HONG KONG (Reuters) - Walking a tightrope between anti-government protests and political masters in Beijing, many Hong Kong firms are opting to toe the Communist Party line to avoid potential repercussions having seen what happened at Cathay Pacific Airways.
Last week the airline lost its CEO after Beijing exerted political pressure, and on Friday the head of Cathay Dragon’s Airlines Flight Attendants’ Association said she was fired, without explanation, after managers saw and confirmed her Facebook account.
Workers in other sectors, particularly in the financial industry, have also said they are afraid to even talk about the protests among colleagues or in message groups for fear they could be snitched to management if they voice support for the protest movement.
“Now the best way is to keep silent, because people could back-stab you for no obvious benefits,” said one person who said they were reported to management by a colleague.
One Hong Kong-based worker of a Chinese state-owned enterprise recently bragged in a WeChat chat group that he had been reporting employees who posted pro-democracy comments regarding the protests to human resources.
In extreme cases, some people said they had received calls from Chinese authorities after posting pro-protest comments on Facebook.
“It feels like we’re back to the era of Cultural Revolution,” said the executive of a large corporate, referring to the decade-long campaign unleashed by Mao Zedong on China in 1966, which encouraged people to inform on friends, colleagues and family members who did not follow the Communist Party line.
This fear of denunciation has been dubbed “the white terror” by Hong Kongers, distressed by the erosion of wide-ranging freedoms promised to the former British colony under a “one country, two systems” formula when it returned to Chinese rule in 1997.
The most high profile corporate casualty of the rising intolerance was Rupert Hogg, who resigned as CEO of Hong Kong flag carrier Cathay Pacific Airways (0293.HK) after China demanded that the airline suspend staff involved in, or who support, the demonstrations that have roiled the city.

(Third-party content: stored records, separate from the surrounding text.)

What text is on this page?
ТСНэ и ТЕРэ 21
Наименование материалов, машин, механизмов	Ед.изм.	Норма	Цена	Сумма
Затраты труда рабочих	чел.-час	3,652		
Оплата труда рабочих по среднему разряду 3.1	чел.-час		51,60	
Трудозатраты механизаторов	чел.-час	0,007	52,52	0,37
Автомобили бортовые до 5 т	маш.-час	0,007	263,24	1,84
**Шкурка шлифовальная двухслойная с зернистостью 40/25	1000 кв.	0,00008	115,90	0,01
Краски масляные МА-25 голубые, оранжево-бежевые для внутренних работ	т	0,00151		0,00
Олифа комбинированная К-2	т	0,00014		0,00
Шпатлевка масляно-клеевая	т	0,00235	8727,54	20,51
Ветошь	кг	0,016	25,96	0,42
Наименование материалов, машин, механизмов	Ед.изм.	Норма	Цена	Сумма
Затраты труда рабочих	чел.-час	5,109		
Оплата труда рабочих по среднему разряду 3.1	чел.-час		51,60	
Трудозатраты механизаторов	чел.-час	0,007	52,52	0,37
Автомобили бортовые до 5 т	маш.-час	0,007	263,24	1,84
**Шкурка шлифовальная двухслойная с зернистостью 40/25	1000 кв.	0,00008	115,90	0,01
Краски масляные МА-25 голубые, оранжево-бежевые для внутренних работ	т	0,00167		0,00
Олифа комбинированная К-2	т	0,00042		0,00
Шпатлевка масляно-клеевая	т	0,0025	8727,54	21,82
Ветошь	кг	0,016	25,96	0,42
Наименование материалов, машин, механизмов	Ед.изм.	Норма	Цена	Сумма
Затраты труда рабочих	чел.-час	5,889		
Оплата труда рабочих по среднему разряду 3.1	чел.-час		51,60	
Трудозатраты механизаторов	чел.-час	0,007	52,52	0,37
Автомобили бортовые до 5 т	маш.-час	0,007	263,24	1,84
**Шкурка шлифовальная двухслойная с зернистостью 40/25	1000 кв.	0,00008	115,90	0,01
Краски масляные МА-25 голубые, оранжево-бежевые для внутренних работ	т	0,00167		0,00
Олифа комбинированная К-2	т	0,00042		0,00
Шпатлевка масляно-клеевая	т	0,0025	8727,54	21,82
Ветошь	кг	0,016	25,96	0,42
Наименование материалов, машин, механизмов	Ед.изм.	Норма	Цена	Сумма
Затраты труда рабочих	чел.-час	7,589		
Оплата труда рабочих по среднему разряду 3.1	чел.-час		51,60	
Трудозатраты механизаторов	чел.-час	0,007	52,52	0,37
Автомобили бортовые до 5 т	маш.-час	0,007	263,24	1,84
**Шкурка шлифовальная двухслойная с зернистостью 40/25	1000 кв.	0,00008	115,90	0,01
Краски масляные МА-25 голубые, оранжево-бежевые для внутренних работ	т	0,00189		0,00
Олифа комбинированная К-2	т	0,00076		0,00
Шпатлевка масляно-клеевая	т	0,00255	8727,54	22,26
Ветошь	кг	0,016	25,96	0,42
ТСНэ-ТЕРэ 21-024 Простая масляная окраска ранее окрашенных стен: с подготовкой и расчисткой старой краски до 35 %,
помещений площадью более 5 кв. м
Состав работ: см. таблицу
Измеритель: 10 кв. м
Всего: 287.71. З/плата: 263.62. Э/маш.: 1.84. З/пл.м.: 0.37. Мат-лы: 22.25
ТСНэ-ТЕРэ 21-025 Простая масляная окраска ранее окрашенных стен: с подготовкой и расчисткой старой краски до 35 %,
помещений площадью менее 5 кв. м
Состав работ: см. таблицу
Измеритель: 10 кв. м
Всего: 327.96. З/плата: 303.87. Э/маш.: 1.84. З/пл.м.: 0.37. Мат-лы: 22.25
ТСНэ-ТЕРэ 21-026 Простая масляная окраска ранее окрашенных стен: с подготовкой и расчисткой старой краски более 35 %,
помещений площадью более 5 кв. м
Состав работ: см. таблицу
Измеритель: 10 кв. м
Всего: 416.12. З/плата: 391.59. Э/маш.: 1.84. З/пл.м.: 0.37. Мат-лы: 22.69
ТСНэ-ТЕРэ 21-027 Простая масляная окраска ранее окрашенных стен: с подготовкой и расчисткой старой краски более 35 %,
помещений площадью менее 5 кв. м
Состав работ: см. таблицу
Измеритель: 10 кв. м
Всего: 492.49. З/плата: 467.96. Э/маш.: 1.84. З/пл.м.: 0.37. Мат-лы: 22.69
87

“The Cathay incident shows that when doing business in Hong Kong, politics and business are inseparable ... it’s quite an alarming message,” said a senior pro-Beijing politician.
Cathay’s new chief executive said this week the company has zero tolerance for any support or participation in illegal protests.
“The way every single one of us acts, not only at work serving our customers but also outside work – on social media and in everyday life – impacts how we are perceived as a company. We have made very clear that we have zero tolerance for illegal activities,” CEO Augustus Tang said.
Demanding the reinstatement of the sacked head of the cabin crew association, Rebecca Sy, the Hong Kong Federation of Trade Unions called on Cathay Pacific, which is 30% owned by Air China (601111.SS), to put an end to the “white terror”.
An expatriate business executive told Reuters the Cathay Pacific case had unnerved some companies, while a lawyer said he had inquiries from people asking if it was legal to check through employees’ phones or social media accounts.
“As Hong Kong companies, we thought we could run the company by ‘one country two systems’, but to Chinese regulators, they want us run like ‘one country, one system’,” an executive of a large Hong Kong corporation with business in China said.
All six people Reuters spoke to declined to be named as the issue is sensitive and they were worried their company could be targeted for speaking out.
Pressure has also spilled into the “Big Four” accounting firms, which published separate public statements late last week opposing violent acts in the city and voicing support for the “one country, two systems” principle. The notices came after an advert purportedly purchased by their employees was published in newspaper Apple Daily supporting the protests, drawing criticism from mainland media.
China’s state-owned tabloid Global Times criticised the firms for not issuing official responses, “as major firms have an obligation to let the public know their stances on the matter”.
Property developers, including CK Asset (1113.HK) - owned by tycoon Li Ka-shing - and Sun Hung Kai Properties (0016.HK), have also denounced violent protests in newspaper notices since early last week, following a lead by the Real Estate Developers Association (REDA).
REDA’s statements were initiated by the Hong Kong government, and developers felt taking out additional adverts was “the right thing to do”, according to two people with knowledge of the matter.
REDA said the ads were not initiated by the government and merely reflected the association’s views. The government declined to say if it proposed the ad campaign but said it shared the association’s view.
Developers are also on tenterhooks after a major shopping centre was criticised by demonstrators for allowing police to enter a mall and arrest protesters, while the Global Times criticised another mall for “kowtowing to radical protesters” by not letting police enter.
“In the beginning we wanted to please both pro and anti-protest people, but we learned it’s not possible,” an official at a property developer said. “We cannot not allow police to go into the malls, otherwise there’d be blowback.”